Companies built entire businesses on Twitter data:
- DataSift: Sold filtered firehose access
- Gnip: Provided historical data (later acquired by Twitter)
- Social media monitoring tools: Brandwatch, Sprinklr, Hootsuite
The Closing Begins (2012-2022)
As Twitter grew and monetized, the open API became a liability:
2012: Twitter restricted API access, killing third-party clients that competed with their official app.
2013-2018: Gradual tightening—lower rate limits, more restrictive terms, fewer features.
2020: Academic Research Product Track launched—providing better access for researchers, but with application requirements.

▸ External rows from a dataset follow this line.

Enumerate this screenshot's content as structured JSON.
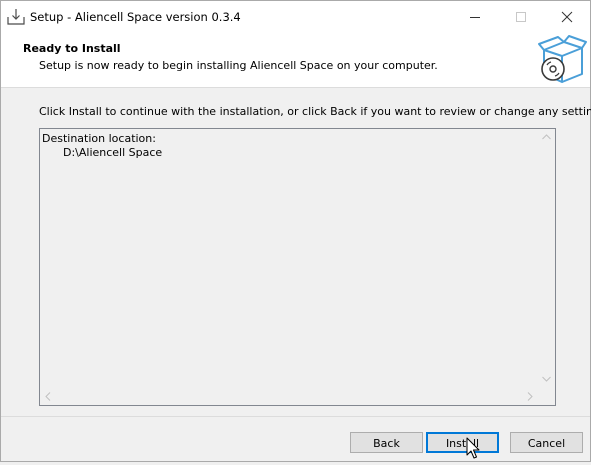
{
  "window": {
    "title": "Setup - Aliencell Space version 0.3.4"
  },
  "header": {
    "title": "Ready to Install",
    "subtitle": "Setup is now ready to begin installing Aliencell Space on your computer."
  },
  "main": {
    "instruction": "Click Install to continue with the installation, or click Back if you want to review or change any settings.",
    "memo_text": "Destination location:\n      D:\\Aliencell Space"
  },
  "buttons": {
    "back_label": "Back",
    "install_label": "Install",
    "cancel_label": "Cancel"
  },
  "colors": {
    "accent": "#0078d7",
    "dialog_bg": "#f0f0f0",
    "header_bg": "#ffffff",
    "logo_blue": "#4a9fd8"
  },
  "icons": {
    "app": "setup-download-icon",
    "logo": "software-box-cd-icon",
    "cursor": "mouse-pointer-icon"
  }
}
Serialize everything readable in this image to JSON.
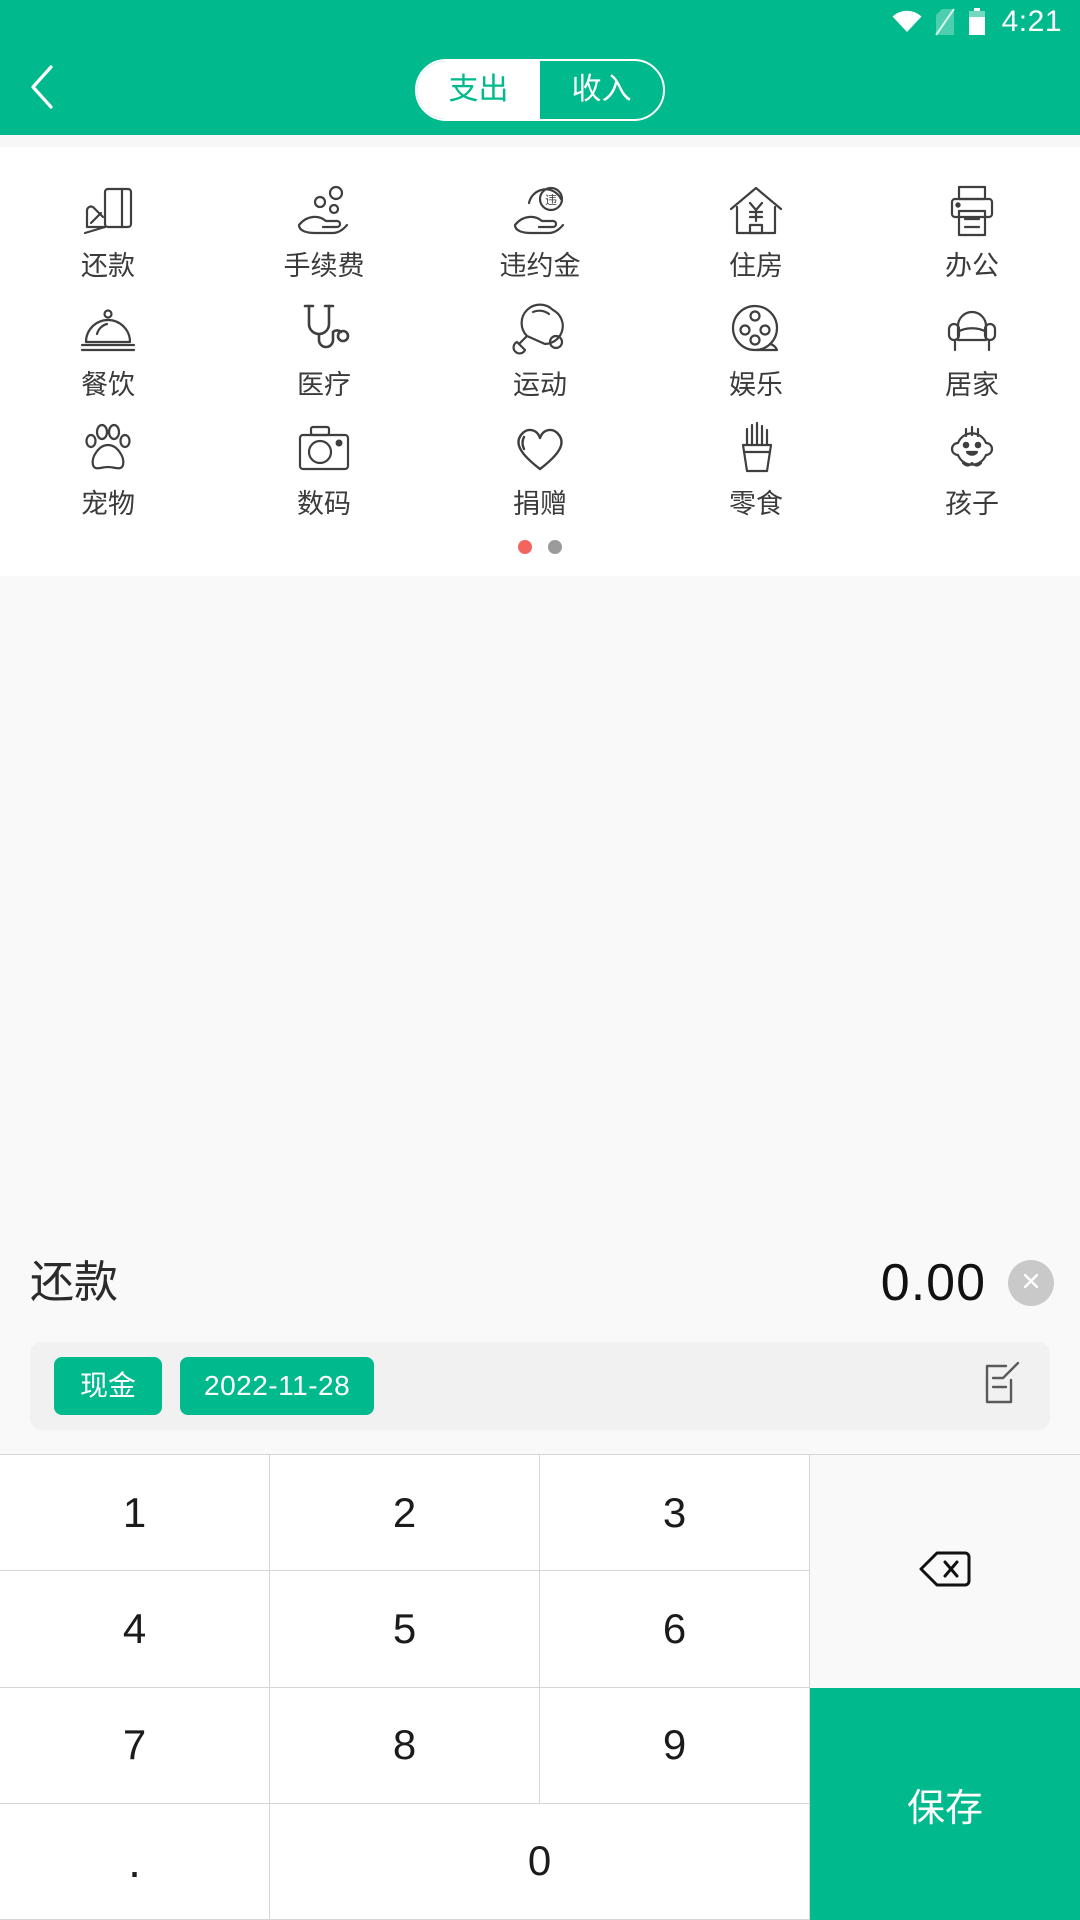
{
  "statusbar": {
    "time": "4:21",
    "icons": [
      "wifi-icon",
      "sim-card-off-icon",
      "battery-icon"
    ]
  },
  "appbar": {
    "back_icon": "chevron-left-icon",
    "tabs": [
      {
        "label": "支出",
        "active": true
      },
      {
        "label": "收入",
        "active": false
      }
    ]
  },
  "categories": {
    "rows": [
      [
        {
          "label": "还款",
          "icon": "hand-card-icon"
        },
        {
          "label": "手续费",
          "icon": "hand-coins-icon"
        },
        {
          "label": "违约金",
          "icon": "hand-penalty-icon"
        },
        {
          "label": "住房",
          "icon": "house-yen-icon"
        },
        {
          "label": "办公",
          "icon": "printer-icon"
        }
      ],
      [
        {
          "label": "餐饮",
          "icon": "food-cloche-icon"
        },
        {
          "label": "医疗",
          "icon": "stethoscope-icon"
        },
        {
          "label": "运动",
          "icon": "pingpong-paddle-icon"
        },
        {
          "label": "娱乐",
          "icon": "film-reel-icon"
        },
        {
          "label": "居家",
          "icon": "armchair-icon"
        }
      ],
      [
        {
          "label": "宠物",
          "icon": "paw-print-icon"
        },
        {
          "label": "数码",
          "icon": "camera-icon"
        },
        {
          "label": "捐赠",
          "icon": "heart-icon"
        },
        {
          "label": "零食",
          "icon": "fries-icon"
        },
        {
          "label": "孩子",
          "icon": "baby-face-icon"
        }
      ]
    ],
    "pager": {
      "total": 2,
      "active_index": 0,
      "active_color": "#f4645f",
      "inactive_color": "#9b9b9b"
    }
  },
  "entry": {
    "selected_category": "还款",
    "amount": "0.00",
    "clear_icon": "close-circle-icon",
    "account_chip": "现金",
    "date_chip": "2022-11-28",
    "note_icon": "note-edit-icon"
  },
  "keypad": {
    "keys": [
      "1",
      "2",
      "3",
      "4",
      "5",
      "6",
      "7",
      "8",
      "9",
      ".",
      "0"
    ],
    "delete_icon": "backspace-icon",
    "save_label": "保存"
  },
  "colors": {
    "brand_green": "#00b98c",
    "panel_bg": "#f9f9f9",
    "chip_bg": "#00b98c"
  }
}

2022: Twitter started charging for API access that was previously free.
The shift reflected a fundamental tension: Twitter’s data was valuable, and giving it away undermined their business model. They could charge for data access or use it for their own advertising targeting—not both.
The Musk Era (2023-Present)
When Elon Musk acquired Twitter in 2022, the API transformation accelerated dramatically:
Free tier eliminated: Basic API access that was free now costs hundreds of dollars per month.
Research access restricted: The Academic Research track was discontinued.
Rate limits slashed: Even paid tiers received far fewer requests.
Pricing restructured: The firehose, once available to partners, now costs millions of dollars annually.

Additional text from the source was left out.